Side Sewers and Storms
Your home's side sewer runs from the house to the main sewer in the street. Blockages or flooding of the side sewer can cause sewer backups. Maintaining the side sewer is the owner's responsibility. In preparation for storm season, maintenance is more important than ever.
The two I’s
Winter storms overload the sanitary sewer system in areas where there is excessive inflow and infiltration into the system (I&I). Inflow comes from stormwater connections to the sanitary sewer through roof gutters, sump pumps, yard or area drains. Infiltration comes from groundwater entering the sanitary sewer through cracks or otherwise defective pipes. The primarily source of I&I is from side sewers. If a side sewer is in good shape structurally, the likelihood of system overflows decreases.
What you should do with your side sewer before the storm season
- Know where your side sewer line is. Make sure roots or other obstructions aren’t blocking or penetrating it. Remove trees that endanger it.
- Avoid dumping fats, oils and grease down your drains, as they are the main cause of blockages. Instead, dispose of them in a sealed container in your garbage.
- Make sure your side sewer is clean. If it is clean and there is a backup, we will know it was not caused by the side sewer and it will be easier to identify the cause of capacity issues in our system. If side sewers are not cleaned and there is a backup, the side sewer will need to be inspected by the homeowner before we can inspect our system, and we’ll have to make a decision on whether the primary cause is the side sewer or our system. All of this means it will take longer to fix the backup.
Also, sewer backups make up a large percentage of calls to our emergency responders, leaving them with less time to deal with other more critical issues.

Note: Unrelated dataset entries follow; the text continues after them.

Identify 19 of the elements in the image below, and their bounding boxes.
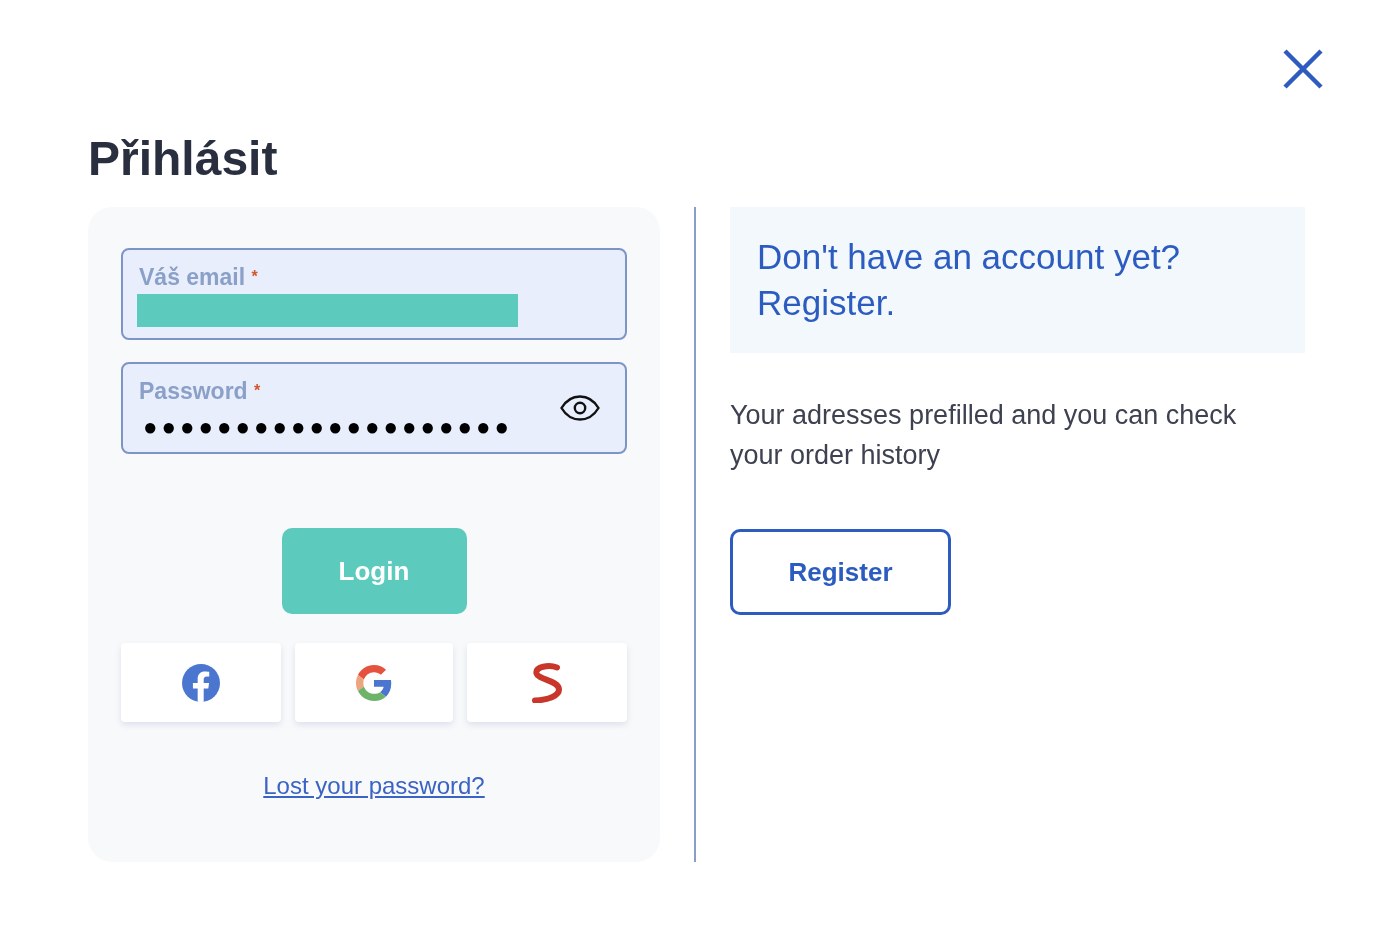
field-label: Váš email * — [139, 263, 259, 291]
eye-icon — [560, 395, 600, 421]
close-icon — [1283, 49, 1323, 89]
social-login-button[interactable] — [467, 643, 627, 722]
google-icon — [356, 664, 392, 701]
register-heading: Don't have an account yet? Register. — [757, 236, 1182, 324]
forgot-password-link[interactable]: Lost your password? — [263, 771, 485, 801]
close-button[interactable] — [1281, 47, 1325, 91]
email-field[interactable]: Váš email * — [121, 248, 627, 340]
dialog-title: Přihlásit — [88, 131, 279, 187]
register-description: Your adresses prefilled and you can check your order history — [730, 399, 1238, 472]
social-login-button[interactable] — [295, 643, 453, 722]
password-field[interactable]: Password * ●●●●●●●●●●●●●●●●●●●● — [121, 362, 627, 454]
show-password-button[interactable] — [560, 395, 600, 421]
field-label: Password * — [139, 377, 262, 405]
social-login-button[interactable] — [121, 643, 281, 722]
password-value: ●●●●●●●●●●●●●●●●●●●● — [143, 414, 513, 440]
register-button[interactable]: Register — [730, 529, 951, 615]
facebook-icon — [182, 663, 220, 702]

If folks keep their side sewers clean, emergency lines are freed up during critical times like storm season.
- If you need repairs to your side sewer, look under "Plumbing, Drains and Sewer Cleaning" in The Yellow Pages.
- For more information about side sewers, see Your Property’s Side Sewer.
If you have a backup
- Clean Up the Backup (pdf) is SPU’s guide to safe clean up.
- Turn off all power to eliminate electrical hazards.
- Keep children and pets away from the area.
- If there is a heavy storm and sewage backs up through sinks or toilets, call Seattle Public Utilities' sewer and drainage maintenance staff at (206) 386-1800. City workers will check and remove blockages in the main sewer line. If the problem is the result of too much storm water in the system, you may have to wait until the storm has subsided to have the backup resolved.
- Thoroughly clean the contaminated area. Use rubber gloves and disinfectants.
- Discard saturated wall-to-wall carpet and pad; clean all hard surfaces with hot water and soap, then rinse with a bleach solution of one tablespoon of household bleach to one gallon of water.